Pre-WWII ump in Japan
Tony said that his time as an umpire began through his friendship with a man, named Chris, whose last name, to the best of Tony’s knowledge, is spelled, “Peliciutus.”
“(Chris) asked me to be an official at a baseball game at Korakuen Stadium in Tokyo,” Tony said. “He said, ‘I have letters from people over there who would like to see an American umpire.’ So, we went to Japan. I was (umpiring) behind the plate and (Chris) was (umpiring) at first base. That was something. There were probably 10,000 people there. I naturally got butterflies and so did Chris, but we thought it was great.”
Tony said that Chris wanted him to work as the home plate umpire due to his ability to speak Japanese.
“I spoke enough Japanese to get by, so that’s why I went behind the plate,” Tony said.
In addition to learning English and Italian in his childhood home, Tony developed a fascination with languages at a young age and he eventually learned Japanese, Spanish and Portuguese.
Although he was only working as a guest umpire for one game, Tony said that there was nonetheless added pressure to be accurate on his calling of balls and strikes.
“Japanese are very fanatic about being precise on their calls and umpires are considered upper class in Japan,” Tony said.
Due to his friendship and baseball experience with Chris, Tony, who also umpired community baseball games in Southern California, was asked by Chris to be a PCL umpire. And to become qualified for this position, he spent six weeks attending an umpire school in Florida.
World War II
Tony’s time as a PCL umpire ended with the U.S. involvement in World War II.
Having joined the Navy on June 6, 1939, Tony said that he was called to sea in 1942.
“I had orders (from the Navy) to go to sea,” Tony recalled. “I went aboard the U.S.S. Saratoga, CV-3, which went from Long Beach to the Pacific, between the states and Hawaii.
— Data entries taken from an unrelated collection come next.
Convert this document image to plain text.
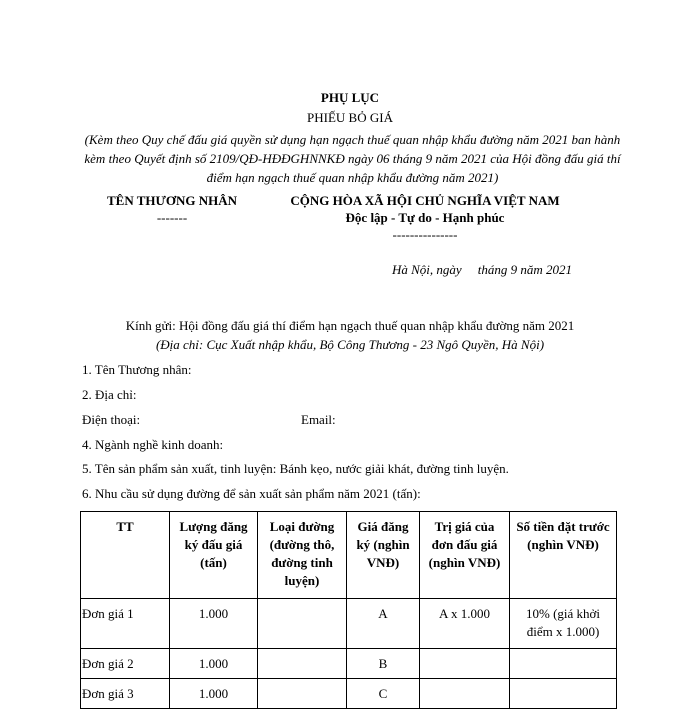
PHỤ LỤC
PHIẾU BỎ GIÁ
(Kèm theo Quy chế đấu giá quyền sử dụng hạn ngạch thuế quan nhập khẩu đường năm 2021 ban hành kèm theo Quyết định số 2109/QĐ-HĐĐGHNNKĐ ngày 06 tháng 9 năm 2021 của Hội đồng đấu giá thí điểm hạn ngạch thuế quan nhập khẩu đường năm 2021)
TÊN THƯƠNG NHÂN
-------
CỘNG HÒA XÃ HỘI CHỦ NGHĨA VIỆT NAM
Độc lập - Tự do - Hạnh phúc
---------------
Hà Nội, ngày tháng 9 năm 2021
Kính gửi: Hội đồng đấu giá thí điểm hạn ngạch thuế quan nhập khẩu đường năm 2021
(Địa chỉ: Cục Xuất nhập khẩu, Bộ Công Thương - 23 Ngô Quyền, Hà Nội)
1. Tên Thương nhân:
2. Địa chỉ:
Điện thoại:	Email:
4. Ngành nghề kinh doanh:
5. Tên sản phẩm sản xuất, tinh luyện: Bánh kẹo, nước giải khát, đường tinh luyện.
6. Nhu cầu sử dụng đường để sản xuất sản phẩm năm 2021 (tấn):
TT	Lượng đăng ký đấu giá (tấn)	Loại đường (đường thô, đường tinh luyện)	Giá đăng ký (nghìn VNĐ)	Trị giá của đơn đấu giá (nghìn VNĐ)	Số tiền đặt trước (nghìn VNĐ)
Đơn giá 1	1.000		A	A x 1.000	10% (giá khởi điểm x 1.000)
Đơn giá 2	1.000		B		
Đơn giá 3	1.000		C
I was aboard the ship for two and a half years.”
Tony’s subsequent duties included assignments on the USS Midway, USS Coral Sea, USS Ticonderoga and a converted carrier, known as USS Salvo Island.
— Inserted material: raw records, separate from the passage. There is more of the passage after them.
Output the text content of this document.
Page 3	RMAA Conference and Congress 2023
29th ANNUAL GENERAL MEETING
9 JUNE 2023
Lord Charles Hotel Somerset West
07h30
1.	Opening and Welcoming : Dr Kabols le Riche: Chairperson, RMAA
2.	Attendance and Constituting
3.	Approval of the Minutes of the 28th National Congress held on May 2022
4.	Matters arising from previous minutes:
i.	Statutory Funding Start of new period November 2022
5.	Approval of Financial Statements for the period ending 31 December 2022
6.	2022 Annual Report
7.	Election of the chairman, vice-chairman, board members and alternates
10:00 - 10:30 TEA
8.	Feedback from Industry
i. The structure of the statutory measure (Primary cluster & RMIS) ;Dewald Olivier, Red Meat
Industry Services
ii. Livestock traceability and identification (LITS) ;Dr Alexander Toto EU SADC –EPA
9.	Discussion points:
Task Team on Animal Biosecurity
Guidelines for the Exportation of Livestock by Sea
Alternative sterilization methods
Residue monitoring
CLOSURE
Altogether Tony spent 42 years in the Navy and also worked as an attorney at law and was a dedicated parliamentarian.
Today, Tony enjoys spending time with his wife Dorothy, participating in USS Saratoga Association and Fleet Reserve Association of the West Coast Region gatherings and annually donating funds to Easter Seals.
Reminiscing about his many experiences in life, Tony said, “In knowing what I did, I’d do it all over again. That’s how much I loved the work that I did.”